Sunday, 13 December 2009
Alpine conditions on the tops today
More bad news:- at least FIVE more rescues in Glen Coe today. The mountains have been crawling with climbers, literally queueing up at the foot of the routes, so sadly the risk of accidents happening increases. More details about the fatal accident yesterday may be found in this article.
Today I decided to go and have a look at the North-East Face of Bidean nam Bian. This huge snow face, riven by shallow gullies and narrow buttresses, overlooks the Lost Valley and is completely undocumented. Any ascent of this face is a true expression of mountaineering: on-sight, making route finding decisions on the fly, no guidance whatsoever from an outside source.

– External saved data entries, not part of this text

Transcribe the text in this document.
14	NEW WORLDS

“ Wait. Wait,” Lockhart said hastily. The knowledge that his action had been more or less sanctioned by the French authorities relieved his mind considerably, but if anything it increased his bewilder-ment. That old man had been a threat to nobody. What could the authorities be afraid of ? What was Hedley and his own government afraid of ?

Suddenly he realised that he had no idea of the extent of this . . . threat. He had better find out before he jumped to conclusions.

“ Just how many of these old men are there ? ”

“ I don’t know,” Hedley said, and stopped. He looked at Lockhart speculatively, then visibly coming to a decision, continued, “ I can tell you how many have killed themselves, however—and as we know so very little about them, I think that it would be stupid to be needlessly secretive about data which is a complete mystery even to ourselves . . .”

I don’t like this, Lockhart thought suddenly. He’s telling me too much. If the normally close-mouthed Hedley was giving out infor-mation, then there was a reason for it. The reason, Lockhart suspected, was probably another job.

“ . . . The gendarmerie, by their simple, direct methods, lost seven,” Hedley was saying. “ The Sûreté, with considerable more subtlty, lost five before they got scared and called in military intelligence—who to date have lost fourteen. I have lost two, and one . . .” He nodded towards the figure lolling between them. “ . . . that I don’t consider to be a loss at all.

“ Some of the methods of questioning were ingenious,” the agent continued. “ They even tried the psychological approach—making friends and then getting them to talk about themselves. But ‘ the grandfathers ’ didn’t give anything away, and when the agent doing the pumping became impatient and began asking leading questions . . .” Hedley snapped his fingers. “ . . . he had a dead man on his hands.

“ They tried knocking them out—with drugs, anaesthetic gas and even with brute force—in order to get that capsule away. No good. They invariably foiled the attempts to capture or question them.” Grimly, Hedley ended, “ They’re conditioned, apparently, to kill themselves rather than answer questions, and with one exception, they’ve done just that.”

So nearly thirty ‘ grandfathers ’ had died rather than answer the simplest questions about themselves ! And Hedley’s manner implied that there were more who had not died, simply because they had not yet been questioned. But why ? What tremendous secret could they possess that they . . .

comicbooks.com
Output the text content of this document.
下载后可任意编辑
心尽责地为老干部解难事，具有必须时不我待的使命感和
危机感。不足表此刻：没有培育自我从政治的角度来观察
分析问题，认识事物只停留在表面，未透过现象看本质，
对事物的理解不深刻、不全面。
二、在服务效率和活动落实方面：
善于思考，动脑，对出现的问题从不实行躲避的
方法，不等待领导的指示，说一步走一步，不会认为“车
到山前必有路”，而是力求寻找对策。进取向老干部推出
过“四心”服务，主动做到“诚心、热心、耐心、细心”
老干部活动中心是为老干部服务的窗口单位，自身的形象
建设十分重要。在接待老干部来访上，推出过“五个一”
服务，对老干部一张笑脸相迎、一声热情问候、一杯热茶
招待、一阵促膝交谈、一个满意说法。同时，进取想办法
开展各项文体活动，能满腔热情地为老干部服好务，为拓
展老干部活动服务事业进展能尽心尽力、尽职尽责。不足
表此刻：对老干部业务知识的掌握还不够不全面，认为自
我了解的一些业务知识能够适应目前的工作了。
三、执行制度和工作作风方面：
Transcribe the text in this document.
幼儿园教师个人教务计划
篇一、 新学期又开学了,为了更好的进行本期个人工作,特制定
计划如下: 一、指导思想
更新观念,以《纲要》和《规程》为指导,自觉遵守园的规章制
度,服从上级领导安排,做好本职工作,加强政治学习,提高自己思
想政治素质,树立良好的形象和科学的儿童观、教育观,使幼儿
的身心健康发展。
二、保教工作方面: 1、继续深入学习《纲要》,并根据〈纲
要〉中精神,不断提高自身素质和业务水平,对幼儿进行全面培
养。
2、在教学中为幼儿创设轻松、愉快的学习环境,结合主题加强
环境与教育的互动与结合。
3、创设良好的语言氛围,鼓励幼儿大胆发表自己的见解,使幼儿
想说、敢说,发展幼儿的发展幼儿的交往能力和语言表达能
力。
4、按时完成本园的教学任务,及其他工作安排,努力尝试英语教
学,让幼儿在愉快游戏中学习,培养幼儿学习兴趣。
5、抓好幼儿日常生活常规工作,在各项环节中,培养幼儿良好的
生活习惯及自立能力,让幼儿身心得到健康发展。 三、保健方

In order to get there, I climbed into Coire nan Lochan and ascended Forked Gully. Every single other route (that was in condition) in the coire was literally swarming with climbers, with five teams either on or queueing at the bottom of Dorsal Arete alone! Conditions are precisely the same as yesterday, although I encountered a little more crusty snow in Forked Gully than we had in Boomerang. In the slightly leaner conditions, the climb was entertaining, with a good middle section of frozen turf.
Most of the easy gullies will now be stepped-out, particularly Broad Gully and (I suspect) NC Gully. This will correspondingly make them easier--until the weather changes.
I topped out to see the major ridge lines also swarming with mountaineers of all descriptions. Hearteningly, unlike the group I had met in the coire bowl, everyone I saw actually on the tops today was equipped with crampons and ice axe--both of which are absolutely required in the conditions for everyone venturing above approx. 800m. As I climbed the ridge to the summit, a rescue helicopter flew overhead and then proceeded to practically land on top of me, hovering only a few metres above my head! It buzzed off, only to land on the West Peak of Bidean, where I believe it assisted in the airlifting of a person (that is my interpretation of what I saw occurring, at least).
From Stob Coire nan Lochan, I took the opportunity to scan the NE Face of Bidean for possible lines. The lower Face is vague, with difficult route-finding, while the upper Face is divided clearly into gullies. I decided to aim for the most prominent one, and with that goal dropped down into the Lost Valley. The cornice on the Lost Valley side of the ridge has been breached at the col, and the descent is stepped-out, making it much less hazardous than it often is.
I started climbing. This route is long! It had a genuine Alpine ambiance, that feeling of being an insignificant speck in the centre of a vast face of ice. Below was a huge yawning drop into the Lost Valley, and above, nearly a thousand feet of ice left to climb. The route was not overly difficult, at a Grade II standard, but it is serious. Ice rains down the face from mountaineers crossing the ridge far above. The ice is glazed from the heat of the morning sun, now frozen hard once again. It is difficult to navigate on the face and easy to get lost and find yourself in impossible terrain. All said, exactly the sort of climb I enjoy the most.
The view from the summit of Bidean was exceptionally clear, with zero atmospheric haze. I stayed there for a charmed hour, simply surveying the promised land and remembering all of the places I have been over the past four years. I could see the peak of almost every mountain I have ever climbed in Scotland; I could trace the long-distance walk I conducted in June 2008 when I walked from Etive to Orchy over the mountains; I could see the Slab Route on distant Beinn Trilleachan glittering under a pane of ice. Over on Ardgour, the Pinnacle Ridge of Garbh Bheinn caught the sunlight for an instant as the Alpenglow intensified. Closer to home, the Mantrap on the North-East Buttress of Ben Nevis was visible--or so I imagined--as a hard speck of light close to the top of that steep climb.
With the knowledge of a long and hard descent ahead of me, down the ice-glazed rocks of Coire nam Bheithach, I reluctantly left that cathedral of mountaineering and descended once more into darkness and cold of the coire to the north.
Tomorrow we are going to Ben Nevis to climb one of the gullies there, and after that I think I deserve a rest day!